Die Tante war heftig erschrocken. „Mein Gott, auch das noch!“ sagte sie schmerzlich für sich. Zu ihren vielen Sorgen war eine neue, vielleicht die schwerste getreten. Aber sie mußte und konnte sich schnell fassen.

„Guten Abend, Freiherr Max,“ sagte sie mit ihrer vollsten Ruhe. –

Der Schwachsinnige war der Freiherr Max, der Bruder des Reichsfreiherrn, den dieser vor fünfzehn Jahren nach Schloß Hawichhorst gebracht hatte und der seitdem immer im Schlosse gewesen war. Freilich als Freiherr. Er wohnte oben in dem Seitengange ganz allein, mußte dort allein essen und trinken und durfte mit der Familie des bürgerlichen Rentmeisters keine vertraute Gemeinschaft haben. Der Reichsfreiherr hatte das Alles, als er vor fünfzehn Jahren da gewesen war, so angeordnet, und es war immer treu und gewissenhaft gehalten worden.

Der Irre hatte in solcher Weise eine eigenthümliche Stellung im Hause eingenommen. Er war gutmüthig, wie ein Kind; seine vornehme Abgeschlossenheit von der Familie aber und frühere Eindrücke brachten manchmal freiherrliche Erinnerungen und Velleitäten in ihm herauf, und er liebte es dann, sich gnädige Späße gegen seine Umgebung zu erlauben. Sie waren freilich nur gutmüthige; allerdings soweit sein Schwachsinn ihm gestattete, einzusehen und zu fühlen, daß er nicht verletze. Hatte er verletzt, und man brachte es ihm nachher zur Erkenntniß, so war er ein desto reuevolleres Kind. Im Grunde hatten sie daher Alle im Hause, wie Mitleiden, so auch Liebe für ihn.

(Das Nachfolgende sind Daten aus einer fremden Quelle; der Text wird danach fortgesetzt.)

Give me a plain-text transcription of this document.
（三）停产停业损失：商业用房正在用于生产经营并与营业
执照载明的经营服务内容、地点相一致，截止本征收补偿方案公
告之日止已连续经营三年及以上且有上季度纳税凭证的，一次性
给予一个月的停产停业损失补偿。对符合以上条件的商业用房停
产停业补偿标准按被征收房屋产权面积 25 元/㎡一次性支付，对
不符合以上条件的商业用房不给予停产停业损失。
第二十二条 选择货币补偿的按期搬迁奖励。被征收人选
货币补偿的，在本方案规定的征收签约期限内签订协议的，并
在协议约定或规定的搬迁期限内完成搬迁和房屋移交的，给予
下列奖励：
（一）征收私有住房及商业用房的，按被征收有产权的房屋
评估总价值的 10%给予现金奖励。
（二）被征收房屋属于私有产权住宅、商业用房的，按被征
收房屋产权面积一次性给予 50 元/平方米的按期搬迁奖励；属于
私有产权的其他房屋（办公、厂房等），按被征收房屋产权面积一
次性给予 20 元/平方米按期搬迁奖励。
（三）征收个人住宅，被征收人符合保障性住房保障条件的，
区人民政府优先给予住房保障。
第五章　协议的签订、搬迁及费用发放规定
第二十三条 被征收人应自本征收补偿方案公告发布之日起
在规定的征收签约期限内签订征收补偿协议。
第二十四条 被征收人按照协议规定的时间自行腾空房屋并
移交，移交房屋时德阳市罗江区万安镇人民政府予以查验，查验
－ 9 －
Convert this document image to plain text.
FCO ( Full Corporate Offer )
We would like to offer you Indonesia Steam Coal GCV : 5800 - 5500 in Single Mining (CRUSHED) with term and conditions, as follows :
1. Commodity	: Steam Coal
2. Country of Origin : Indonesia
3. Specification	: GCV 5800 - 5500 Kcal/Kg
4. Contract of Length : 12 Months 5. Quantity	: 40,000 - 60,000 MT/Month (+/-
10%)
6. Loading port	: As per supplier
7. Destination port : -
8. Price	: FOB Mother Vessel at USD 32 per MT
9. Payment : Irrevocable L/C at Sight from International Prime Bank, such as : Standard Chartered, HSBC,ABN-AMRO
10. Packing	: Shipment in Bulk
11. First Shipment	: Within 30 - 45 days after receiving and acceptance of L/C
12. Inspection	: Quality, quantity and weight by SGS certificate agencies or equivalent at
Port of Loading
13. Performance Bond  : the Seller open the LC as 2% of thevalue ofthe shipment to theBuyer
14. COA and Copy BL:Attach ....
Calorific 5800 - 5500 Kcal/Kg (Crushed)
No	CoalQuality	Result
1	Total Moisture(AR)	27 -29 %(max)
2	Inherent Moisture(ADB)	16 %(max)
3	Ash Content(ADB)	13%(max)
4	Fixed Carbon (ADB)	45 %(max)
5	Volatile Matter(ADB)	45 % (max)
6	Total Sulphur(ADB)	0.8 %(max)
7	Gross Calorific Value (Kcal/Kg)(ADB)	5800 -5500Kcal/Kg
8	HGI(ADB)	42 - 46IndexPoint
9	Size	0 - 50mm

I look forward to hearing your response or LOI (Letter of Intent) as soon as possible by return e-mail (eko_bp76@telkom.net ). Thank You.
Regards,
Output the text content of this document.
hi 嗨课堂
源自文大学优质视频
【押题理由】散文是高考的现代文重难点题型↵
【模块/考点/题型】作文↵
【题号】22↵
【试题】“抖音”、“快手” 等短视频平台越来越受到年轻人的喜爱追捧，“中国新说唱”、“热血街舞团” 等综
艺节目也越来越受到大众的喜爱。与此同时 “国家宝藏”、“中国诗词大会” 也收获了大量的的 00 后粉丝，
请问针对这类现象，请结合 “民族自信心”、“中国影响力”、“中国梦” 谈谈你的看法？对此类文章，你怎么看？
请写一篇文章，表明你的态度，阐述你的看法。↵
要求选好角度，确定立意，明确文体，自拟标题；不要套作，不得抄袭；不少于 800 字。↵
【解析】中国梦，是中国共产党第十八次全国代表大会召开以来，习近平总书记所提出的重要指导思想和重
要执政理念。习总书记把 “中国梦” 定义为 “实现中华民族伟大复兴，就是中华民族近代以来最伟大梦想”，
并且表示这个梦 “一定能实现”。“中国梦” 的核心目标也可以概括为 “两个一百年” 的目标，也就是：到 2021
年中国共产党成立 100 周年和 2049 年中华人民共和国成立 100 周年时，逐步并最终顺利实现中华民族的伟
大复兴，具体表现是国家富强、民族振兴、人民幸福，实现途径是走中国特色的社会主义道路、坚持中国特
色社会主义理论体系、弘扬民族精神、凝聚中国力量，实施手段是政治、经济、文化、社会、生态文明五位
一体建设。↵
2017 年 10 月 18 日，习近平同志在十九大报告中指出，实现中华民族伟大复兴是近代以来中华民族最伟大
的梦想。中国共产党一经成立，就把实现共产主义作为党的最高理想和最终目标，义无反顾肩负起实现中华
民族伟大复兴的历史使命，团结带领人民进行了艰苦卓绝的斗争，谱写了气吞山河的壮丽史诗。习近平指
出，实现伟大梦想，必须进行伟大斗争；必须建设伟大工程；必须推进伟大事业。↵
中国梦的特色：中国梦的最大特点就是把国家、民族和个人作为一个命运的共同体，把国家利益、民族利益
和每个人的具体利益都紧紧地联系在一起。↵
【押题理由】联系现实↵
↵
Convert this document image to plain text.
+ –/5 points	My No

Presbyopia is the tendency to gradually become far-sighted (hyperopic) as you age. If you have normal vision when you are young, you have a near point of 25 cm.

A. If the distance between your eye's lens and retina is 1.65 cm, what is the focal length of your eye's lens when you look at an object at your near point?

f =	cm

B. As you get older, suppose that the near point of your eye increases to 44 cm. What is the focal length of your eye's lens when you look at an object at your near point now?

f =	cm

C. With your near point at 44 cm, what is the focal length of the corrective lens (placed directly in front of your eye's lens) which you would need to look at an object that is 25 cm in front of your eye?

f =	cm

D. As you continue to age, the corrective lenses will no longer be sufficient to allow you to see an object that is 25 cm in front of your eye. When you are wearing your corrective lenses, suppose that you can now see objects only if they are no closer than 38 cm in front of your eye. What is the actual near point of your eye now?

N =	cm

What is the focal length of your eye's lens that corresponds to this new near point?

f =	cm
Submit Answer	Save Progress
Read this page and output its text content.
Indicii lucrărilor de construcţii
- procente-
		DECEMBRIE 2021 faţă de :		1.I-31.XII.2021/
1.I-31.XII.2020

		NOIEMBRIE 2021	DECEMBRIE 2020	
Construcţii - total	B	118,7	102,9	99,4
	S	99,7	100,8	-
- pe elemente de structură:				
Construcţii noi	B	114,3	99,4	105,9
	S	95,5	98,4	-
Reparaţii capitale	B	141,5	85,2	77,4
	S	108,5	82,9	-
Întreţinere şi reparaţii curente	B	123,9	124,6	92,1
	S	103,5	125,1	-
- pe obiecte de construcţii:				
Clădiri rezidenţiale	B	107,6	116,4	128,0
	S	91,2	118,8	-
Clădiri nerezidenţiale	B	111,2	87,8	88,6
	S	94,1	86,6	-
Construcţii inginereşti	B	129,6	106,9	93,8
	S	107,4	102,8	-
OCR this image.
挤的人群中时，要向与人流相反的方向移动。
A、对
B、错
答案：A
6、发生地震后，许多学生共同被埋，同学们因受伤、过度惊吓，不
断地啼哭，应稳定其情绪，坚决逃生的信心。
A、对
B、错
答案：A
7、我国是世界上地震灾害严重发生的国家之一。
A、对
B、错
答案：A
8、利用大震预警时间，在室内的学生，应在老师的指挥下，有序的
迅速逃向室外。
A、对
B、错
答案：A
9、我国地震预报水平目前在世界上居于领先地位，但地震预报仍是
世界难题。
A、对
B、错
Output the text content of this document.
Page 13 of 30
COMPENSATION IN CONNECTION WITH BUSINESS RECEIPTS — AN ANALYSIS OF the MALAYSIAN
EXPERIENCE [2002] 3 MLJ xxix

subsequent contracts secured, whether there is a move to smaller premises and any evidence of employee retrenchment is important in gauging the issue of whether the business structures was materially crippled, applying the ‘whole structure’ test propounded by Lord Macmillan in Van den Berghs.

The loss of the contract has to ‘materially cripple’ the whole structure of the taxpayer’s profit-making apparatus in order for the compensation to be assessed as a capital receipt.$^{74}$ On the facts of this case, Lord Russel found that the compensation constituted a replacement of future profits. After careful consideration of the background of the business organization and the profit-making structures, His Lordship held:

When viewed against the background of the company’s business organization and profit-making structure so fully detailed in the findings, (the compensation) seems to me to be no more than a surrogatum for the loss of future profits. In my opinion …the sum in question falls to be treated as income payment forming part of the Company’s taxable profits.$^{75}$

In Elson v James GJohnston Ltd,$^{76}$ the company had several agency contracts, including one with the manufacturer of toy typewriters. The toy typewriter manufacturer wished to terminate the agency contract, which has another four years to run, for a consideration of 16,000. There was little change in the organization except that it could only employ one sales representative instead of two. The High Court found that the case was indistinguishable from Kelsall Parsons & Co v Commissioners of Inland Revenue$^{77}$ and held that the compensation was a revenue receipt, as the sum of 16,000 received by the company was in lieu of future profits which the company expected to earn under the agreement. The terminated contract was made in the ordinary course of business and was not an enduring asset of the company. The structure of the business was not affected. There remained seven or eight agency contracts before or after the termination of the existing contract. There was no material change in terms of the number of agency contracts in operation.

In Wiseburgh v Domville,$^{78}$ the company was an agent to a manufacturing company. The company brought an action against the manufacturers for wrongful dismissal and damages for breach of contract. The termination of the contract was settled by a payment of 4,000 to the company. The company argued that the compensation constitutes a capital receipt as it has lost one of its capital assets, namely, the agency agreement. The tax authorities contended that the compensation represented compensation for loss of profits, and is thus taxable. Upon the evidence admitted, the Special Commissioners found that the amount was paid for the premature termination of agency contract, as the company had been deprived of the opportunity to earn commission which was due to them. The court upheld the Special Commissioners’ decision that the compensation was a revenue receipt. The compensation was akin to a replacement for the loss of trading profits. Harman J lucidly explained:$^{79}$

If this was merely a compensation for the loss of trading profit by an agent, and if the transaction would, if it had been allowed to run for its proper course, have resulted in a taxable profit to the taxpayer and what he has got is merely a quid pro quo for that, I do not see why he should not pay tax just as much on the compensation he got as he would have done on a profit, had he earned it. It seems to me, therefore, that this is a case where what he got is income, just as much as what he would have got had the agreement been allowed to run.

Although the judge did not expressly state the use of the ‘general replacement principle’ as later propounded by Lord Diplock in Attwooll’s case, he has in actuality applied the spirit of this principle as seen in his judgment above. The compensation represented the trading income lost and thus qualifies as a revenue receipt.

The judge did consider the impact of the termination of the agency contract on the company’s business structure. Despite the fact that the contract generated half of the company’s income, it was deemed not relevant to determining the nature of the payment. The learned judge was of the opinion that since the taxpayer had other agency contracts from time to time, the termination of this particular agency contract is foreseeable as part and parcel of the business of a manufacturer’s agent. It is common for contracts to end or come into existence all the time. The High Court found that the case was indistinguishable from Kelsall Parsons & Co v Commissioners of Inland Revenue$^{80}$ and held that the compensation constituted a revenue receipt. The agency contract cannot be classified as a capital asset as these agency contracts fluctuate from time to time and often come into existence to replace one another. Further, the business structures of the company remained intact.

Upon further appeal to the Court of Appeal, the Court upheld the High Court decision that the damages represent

Die Tante Therese imponirte ihm sonst immer. Dieses Mal schien es nicht so. Sie wollte an ihm vorbeigehen, aber er vertrat ihr den Weg.

„Wünschen Sie etwas, Freiherr Max?“

„Ah, Mamsell Therese, wo kommen Sie her?“

„Ich hatte hier oben zu tun.“

„In dem kleinen Thurmstübchen da hinten?“

„Ja.“

Er lachte. „Ja, ja, und ich weiß auch, was Sie dort zu tun hatten.“

„Nun, lieber Freiherr Max, dann wissen Sie auch, daß ich eilig bin. Lassen Sie mich!“ Sie sprach es mit ihrer erregten, fast strengen Ruhe. Aber sie imponirte ihm diesmal nicht.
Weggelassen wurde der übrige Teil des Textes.